In spasms that shot stabbing pains through her, she vomited on the beautiful Arabian carpet. It felt almost as if she were expelling her defiled insides.

Eventually the clenching of her stomach subsided, and she lay on the floor and wept.

Amalric went to the wrought-iron grille that locked the harem rooms off from the rest of the house. He had the key in a pouch at his belt. Avoiding looking back at her, he locked her in and strode off.

“Maurice! Maurice!” he bellowed through the corridors of the mansion.

He felt as if he were writhing on an iron spike thrust through his bowels. A voice within him bewailed his loss — a wife and a son. Now he would have to kill Simon. But it was she who had decreed his death.
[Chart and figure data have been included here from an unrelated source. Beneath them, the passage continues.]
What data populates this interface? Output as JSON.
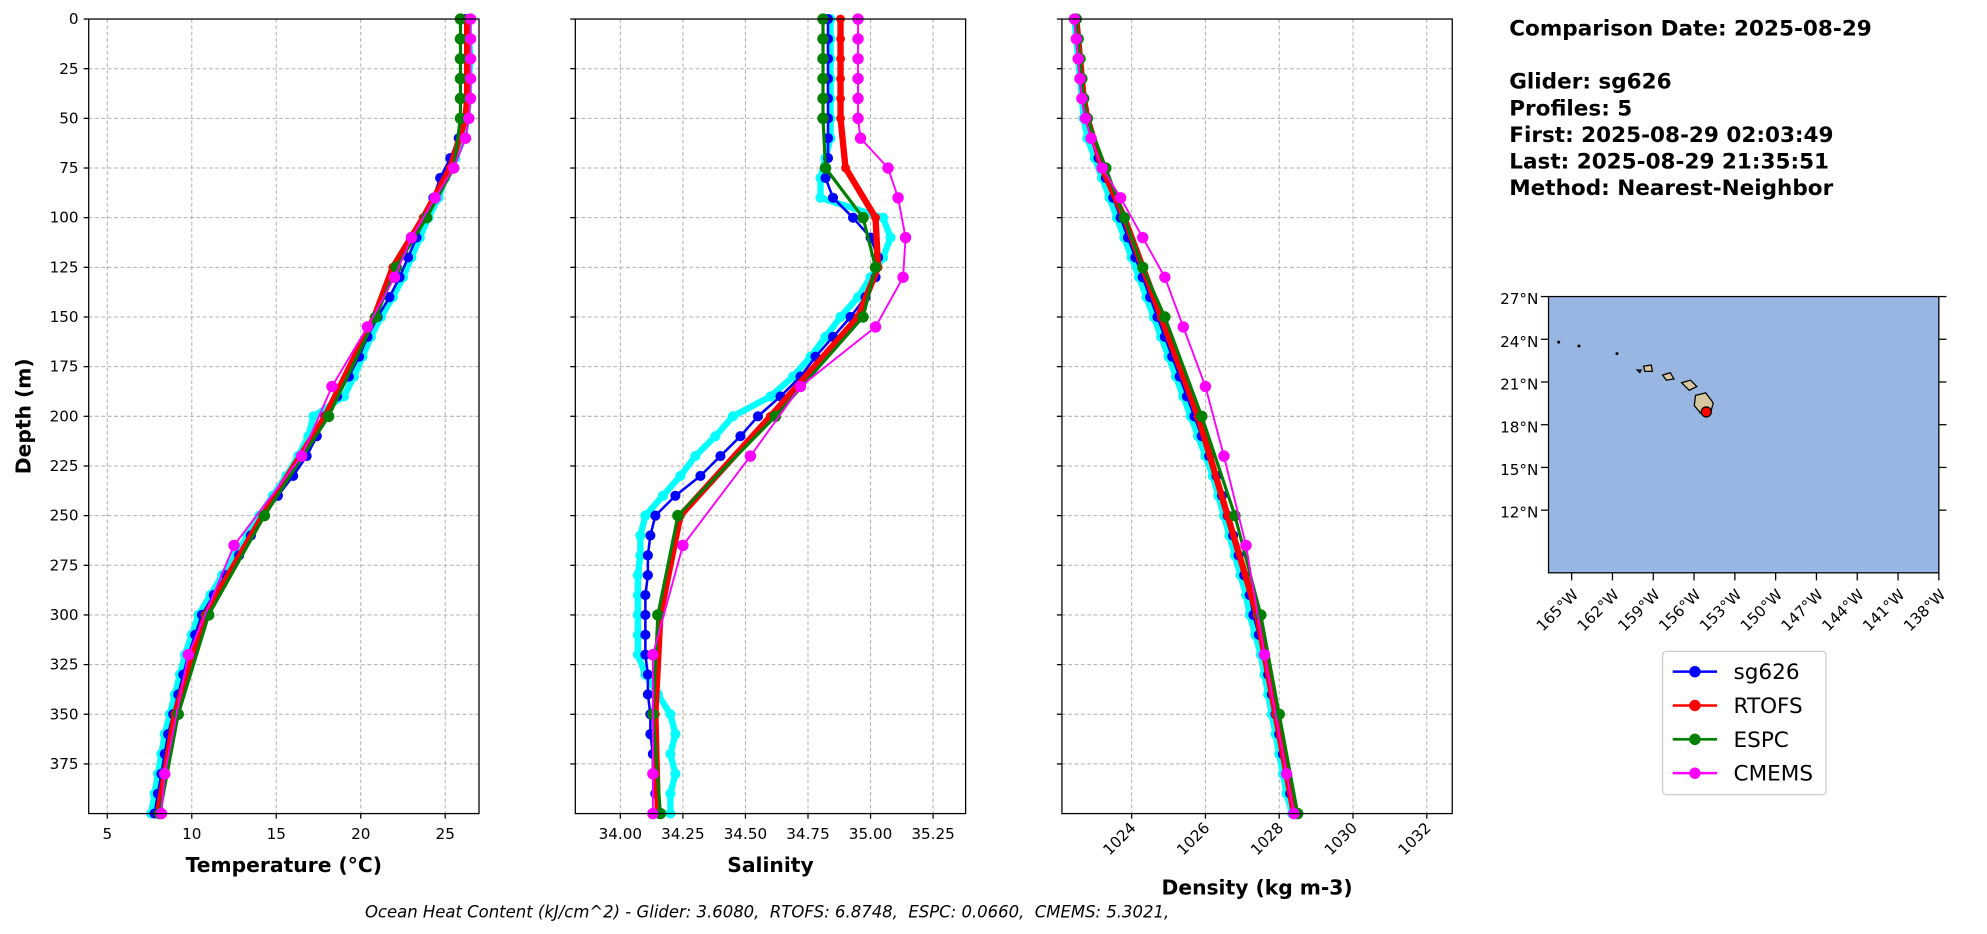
{
  "chart_data": [
    {
      "type": "line",
      "xlabel": "Temperature (°C)",
      "ylabel": "Depth (m)",
      "xlim": [
        3.9,
        27
      ],
      "xticks": [
        5,
        10,
        15,
        20,
        25
      ],
      "ylim": [
        0,
        400
      ],
      "invert_y": true,
      "yticks": [
        0,
        25,
        50,
        75,
        100,
        125,
        150,
        175,
        200,
        225,
        250,
        275,
        300,
        325,
        350,
        375
      ],
      "grid": true,
      "series": [
        {
          "color": "#00ffff",
          "linewidth": 5,
          "markersize": 4,
          "y": [
            0,
            10,
            20,
            30,
            40,
            50,
            60,
            70,
            80,
            90,
            100,
            110,
            120,
            130,
            140,
            150,
            160,
            170,
            180,
            190,
            200,
            210,
            220,
            230,
            240,
            250,
            260,
            270,
            280,
            290,
            300,
            310,
            320,
            330,
            340,
            350,
            360,
            370,
            380,
            390,
            400
          ],
          "values": [
            26.4,
            26.4,
            26.5,
            26.4,
            26.4,
            26.3,
            26.1,
            25.6,
            25.0,
            24.6,
            24.0,
            23.5,
            23.0,
            22.5,
            21.9,
            21.2,
            20.6,
            20.1,
            19.6,
            19.0,
            17.2,
            16.9,
            16.3,
            15.6,
            14.8,
            14.0,
            13.3,
            12.6,
            11.8,
            11.1,
            10.4,
            10.0,
            9.6,
            9.3,
            9.0,
            8.7,
            8.4,
            8.2,
            8.0,
            7.8,
            7.6
          ]
        },
        {
          "name": "sg626",
          "color": "#0000ff",
          "linewidth": 2,
          "markersize": 4,
          "y": [
            0,
            10,
            20,
            30,
            40,
            50,
            60,
            70,
            80,
            90,
            100,
            110,
            120,
            130,
            140,
            150,
            160,
            170,
            180,
            190,
            200,
            210,
            220,
            230,
            240,
            250,
            260,
            270,
            280,
            290,
            300,
            310,
            320,
            330,
            340,
            350,
            360,
            370,
            380,
            390,
            400
          ],
          "values": [
            26.2,
            26.2,
            26.2,
            26.2,
            26.2,
            26.1,
            25.8,
            25.3,
            24.7,
            24.3,
            23.8,
            23.3,
            22.8,
            22.3,
            21.7,
            21.0,
            20.4,
            19.9,
            19.3,
            18.6,
            17.9,
            17.4,
            16.8,
            16.0,
            15.1,
            14.3,
            13.5,
            12.8,
            12.0,
            11.3,
            10.6,
            10.2,
            9.8,
            9.5,
            9.2,
            8.9,
            8.6,
            8.4,
            8.2,
            8.0,
            7.8
          ]
        },
        {
          "name": "RTOFS",
          "color": "#ff0000",
          "linewidth": 5,
          "markersize": 3.5,
          "y": [
            0,
            10,
            20,
            30,
            40,
            50,
            75,
            100,
            125,
            150,
            200,
            250,
            300,
            350,
            400
          ],
          "values": [
            26.3,
            26.3,
            26.3,
            26.3,
            26.3,
            26.2,
            25.3,
            23.7,
            21.9,
            20.8,
            17.9,
            14.2,
            10.8,
            9.0,
            8.0
          ]
        },
        {
          "name": "ESPC",
          "color": "#008000",
          "linewidth": 2.5,
          "markersize": 4.5,
          "y": [
            0,
            10,
            20,
            30,
            40,
            50,
            75,
            100,
            125,
            150,
            200,
            250,
            300,
            350,
            400
          ],
          "values": [
            25.9,
            25.9,
            25.9,
            25.9,
            25.9,
            25.9,
            25.5,
            23.9,
            22.1,
            20.9,
            18.1,
            14.3,
            11.0,
            9.2,
            8.1
          ]
        },
        {
          "name": "CMEMS",
          "color": "#ff00ff",
          "linewidth": 1.5,
          "markersize": 4.5,
          "y": [
            0,
            10,
            20,
            30,
            40,
            50,
            60,
            75,
            90,
            110,
            130,
            155,
            185,
            220,
            265,
            320,
            380,
            400
          ],
          "values": [
            26.5,
            26.5,
            26.5,
            26.5,
            26.5,
            26.4,
            26.2,
            25.5,
            24.4,
            23.0,
            22.0,
            20.4,
            18.3,
            16.5,
            12.5,
            9.8,
            8.4,
            8.2
          ]
        }
      ]
    },
    {
      "type": "line",
      "xlabel": "Salinity",
      "xlim": [
        33.82,
        35.38
      ],
      "xticks": [
        {
          "value": 34,
          "label": "34.00"
        },
        34.25,
        {
          "value": 34.5,
          "label": "34.50"
        },
        34.75,
        {
          "value": 35,
          "label": "35.00"
        },
        35.25
      ],
      "ylim": [
        0,
        400
      ],
      "invert_y": true,
      "yticks": [
        0,
        25,
        50,
        75,
        100,
        125,
        150,
        175,
        200,
        225,
        250,
        275,
        300,
        325,
        350,
        375
      ],
      "grid": true,
      "series": [
        {
          "y": [
            0,
            10,
            20,
            30,
            40,
            50,
            60,
            70,
            80,
            90,
            100,
            110,
            120,
            130,
            140,
            150,
            160,
            170,
            180,
            190,
            200,
            210,
            220,
            230,
            240,
            250,
            260,
            270,
            280,
            290,
            300,
            310,
            320,
            330,
            340,
            350,
            360,
            370,
            380,
            390,
            400
          ],
          "values": [
            34.84,
            34.84,
            34.84,
            34.84,
            34.84,
            34.84,
            34.84,
            34.82,
            34.8,
            34.8,
            35.05,
            35.08,
            35.05,
            35.0,
            34.95,
            34.88,
            34.82,
            34.76,
            34.69,
            34.6,
            34.45,
            34.38,
            34.3,
            34.24,
            34.17,
            34.1,
            34.08,
            34.08,
            34.07,
            34.07,
            34.07,
            34.07,
            34.07,
            34.1,
            34.15,
            34.2,
            34.22,
            34.2,
            34.22,
            34.2,
            34.2
          ]
        },
        {
          "y": [
            0,
            10,
            20,
            30,
            40,
            50,
            60,
            70,
            80,
            90,
            100,
            110,
            120,
            130,
            140,
            150,
            160,
            170,
            180,
            190,
            200,
            210,
            220,
            230,
            240,
            250,
            260,
            270,
            280,
            290,
            300,
            310,
            320,
            330,
            340,
            350,
            360,
            370,
            380,
            390,
            400
          ],
          "values": [
            34.83,
            34.83,
            34.83,
            34.83,
            34.83,
            34.83,
            34.83,
            34.83,
            34.82,
            34.85,
            34.93,
            35.0,
            35.03,
            35.02,
            34.98,
            34.92,
            34.85,
            34.78,
            34.72,
            34.64,
            34.55,
            34.48,
            34.4,
            34.32,
            34.22,
            34.14,
            34.12,
            34.11,
            34.11,
            34.1,
            34.1,
            34.1,
            34.1,
            34.11,
            34.11,
            34.12,
            34.12,
            34.13,
            34.13,
            34.14,
            34.15
          ]
        },
        {
          "y": [
            0,
            10,
            20,
            30,
            40,
            50,
            75,
            100,
            125,
            150,
            200,
            250,
            300,
            350,
            400
          ],
          "values": [
            34.88,
            34.88,
            34.88,
            34.88,
            34.88,
            34.88,
            34.9,
            35.02,
            35.03,
            34.95,
            34.6,
            34.24,
            34.16,
            34.14,
            34.15
          ]
        },
        {
          "y": [
            0,
            10,
            20,
            30,
            40,
            50,
            75,
            100,
            125,
            150,
            200,
            250,
            300,
            350,
            400
          ],
          "values": [
            34.81,
            34.81,
            34.81,
            34.81,
            34.81,
            34.81,
            34.82,
            34.97,
            35.02,
            34.97,
            34.62,
            34.23,
            34.15,
            34.13,
            34.16
          ]
        },
        {
          "y": [
            0,
            10,
            20,
            30,
            40,
            50,
            60,
            75,
            90,
            110,
            130,
            155,
            185,
            220,
            265,
            320,
            380,
            400
          ],
          "values": [
            34.95,
            34.95,
            34.95,
            34.95,
            34.95,
            34.95,
            34.96,
            35.07,
            35.11,
            35.14,
            35.13,
            35.02,
            34.72,
            34.52,
            34.25,
            34.13,
            34.13,
            34.13
          ]
        }
      ]
    },
    {
      "type": "line",
      "xlabel": "Density (kg m-3)",
      "xlim": [
        1022.11,
        1032.69
      ],
      "xticks": [
        1024,
        1026,
        1028,
        1030,
        1032
      ],
      "ylim": [
        0,
        400
      ],
      "invert_y": true,
      "yticks": [
        0,
        25,
        50,
        75,
        100,
        125,
        150,
        175,
        200,
        225,
        250,
        275,
        300,
        325,
        350,
        375
      ],
      "grid": true,
      "series": [
        {
          "y": [
            0,
            10,
            20,
            30,
            40,
            50,
            60,
            70,
            80,
            90,
            100,
            110,
            120,
            130,
            140,
            150,
            160,
            170,
            180,
            190,
            200,
            210,
            220,
            230,
            240,
            250,
            260,
            270,
            280,
            290,
            300,
            310,
            320,
            330,
            340,
            350,
            360,
            370,
            380,
            390,
            400
          ],
          "values": [
            1022.45,
            1022.5,
            1022.55,
            1022.6,
            1022.65,
            1022.7,
            1022.8,
            1023.0,
            1023.2,
            1023.4,
            1023.6,
            1023.8,
            1024.0,
            1024.2,
            1024.4,
            1024.6,
            1024.8,
            1025.0,
            1025.2,
            1025.4,
            1025.6,
            1025.8,
            1026.0,
            1026.2,
            1026.35,
            1026.5,
            1026.65,
            1026.8,
            1026.95,
            1027.1,
            1027.2,
            1027.35,
            1027.5,
            1027.6,
            1027.7,
            1027.8,
            1027.9,
            1028.0,
            1028.1,
            1028.2,
            1028.35
          ]
        },
        {
          "y": [
            0,
            10,
            20,
            30,
            40,
            50,
            60,
            70,
            80,
            90,
            100,
            110,
            120,
            130,
            140,
            150,
            160,
            170,
            180,
            190,
            200,
            210,
            220,
            230,
            240,
            250,
            260,
            270,
            280,
            290,
            300,
            310,
            320,
            330,
            340,
            350,
            360,
            370,
            380,
            390,
            400
          ],
          "values": [
            1022.5,
            1022.55,
            1022.6,
            1022.65,
            1022.7,
            1022.8,
            1022.9,
            1023.1,
            1023.3,
            1023.5,
            1023.7,
            1023.9,
            1024.1,
            1024.3,
            1024.5,
            1024.7,
            1024.9,
            1025.1,
            1025.3,
            1025.5,
            1025.7,
            1025.9,
            1026.1,
            1026.3,
            1026.45,
            1026.6,
            1026.75,
            1026.9,
            1027.05,
            1027.2,
            1027.3,
            1027.45,
            1027.6,
            1027.7,
            1027.8,
            1027.9,
            1028.0,
            1028.1,
            1028.2,
            1028.3,
            1028.45
          ]
        },
        {
          "y": [
            0,
            10,
            20,
            30,
            40,
            50,
            75,
            100,
            125,
            150,
            200,
            250,
            300,
            350,
            400
          ],
          "values": [
            1022.5,
            1022.55,
            1022.6,
            1022.65,
            1022.7,
            1022.8,
            1023.2,
            1023.8,
            1024.3,
            1024.8,
            1025.8,
            1026.6,
            1027.4,
            1027.9,
            1028.4
          ]
        },
        {
          "y": [
            0,
            10,
            20,
            30,
            40,
            50,
            75,
            100,
            125,
            150,
            200,
            250,
            300,
            350,
            400
          ],
          "values": [
            1022.5,
            1022.55,
            1022.6,
            1022.65,
            1022.7,
            1022.8,
            1023.3,
            1023.8,
            1024.3,
            1024.9,
            1025.9,
            1026.8,
            1027.5,
            1028.0,
            1028.5
          ]
        },
        {
          "y": [
            0,
            10,
            20,
            30,
            40,
            50,
            60,
            75,
            90,
            110,
            130,
            155,
            185,
            220,
            265,
            320,
            380,
            400
          ],
          "values": [
            1022.45,
            1022.5,
            1022.55,
            1022.6,
            1022.65,
            1022.75,
            1022.9,
            1023.2,
            1023.7,
            1024.3,
            1024.9,
            1025.4,
            1026.0,
            1026.5,
            1027.1,
            1027.6,
            1028.2,
            1028.4
          ]
        }
      ]
    },
    {
      "type": "map",
      "xlim": [
        -166.7,
        -138
      ],
      "ylim": [
        7.6,
        27
      ],
      "xticks": [
        {
          "value": -165,
          "label": "165°W"
        },
        {
          "value": -162,
          "label": "162°W"
        },
        {
          "value": -159,
          "label": "159°W"
        },
        {
          "value": -156,
          "label": "156°W"
        },
        {
          "value": -153,
          "label": "153°W"
        },
        {
          "value": -150,
          "label": "150°W"
        },
        {
          "value": -147,
          "label": "147°W"
        },
        {
          "value": -144,
          "label": "144°W"
        },
        {
          "value": -141,
          "label": "141°W"
        },
        {
          "value": -138,
          "label": "138°W"
        }
      ],
      "yticks": [
        {
          "value": 27,
          "label": "27°N"
        },
        {
          "value": 24,
          "label": "24°N"
        },
        {
          "value": 21,
          "label": "21°N"
        },
        {
          "value": 18,
          "label": "18°N"
        },
        {
          "value": 15,
          "label": "15°N"
        },
        {
          "value": 12,
          "label": "12°N"
        }
      ],
      "ocean_color": "#97b6e1",
      "land_color": "#d6c7a1",
      "x": [
        -155.1
      ],
      "values": [
        18.9
      ],
      "color": "#ff0000"
    }
  ],
  "info": [
    "Comparison Date: 2025-08-29",
    "Glider: sg626",
    "Profiles: 5",
    "First: 2025-08-29 02:03:49",
    "Last: 2025-08-29 21:35:51",
    "Method: Nearest-Neighbor"
  ],
  "footer": "Ocean Heat Content (kJ/cm^2) - Glider: 3.6080,  RTOFS: 6.8748,  ESPC: 0.0660,  CMEMS: 5.3021,"
}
At that instant he saw the face of de Vency in the child.

But — Oh God! — de Vency’s face is my face. His head swam with the shock. My father, murdered by de Vency’s stepfather. And my father his father. Impossible! Lies! I am ill. I would not give these lies a thought if I had not lost so much sleep. I should kill her now.

If only I could find de Vency’s body, cut out his heart, and force her to eat it.

A woman in a dark blue gown appeared below him on the stairs.

“Monseigneur.” She bowed. “I heard you call.”

He focused his eyes on her. A thin, ravaged face that had once been pretty. Brown eyes, full of fear as she looked up at him. Agnes, Nicolette’s maid.

Damn! he thought. She must not talk to Nicolette. Nicolette will tell her everything.

His rage turned against Agnes. Another damned Languedoc woman, like Nicolette and Marguerite. She must know all about Nicolette’s infidelity. She probably carried messages between her and the troubadour. She might even know about Simon.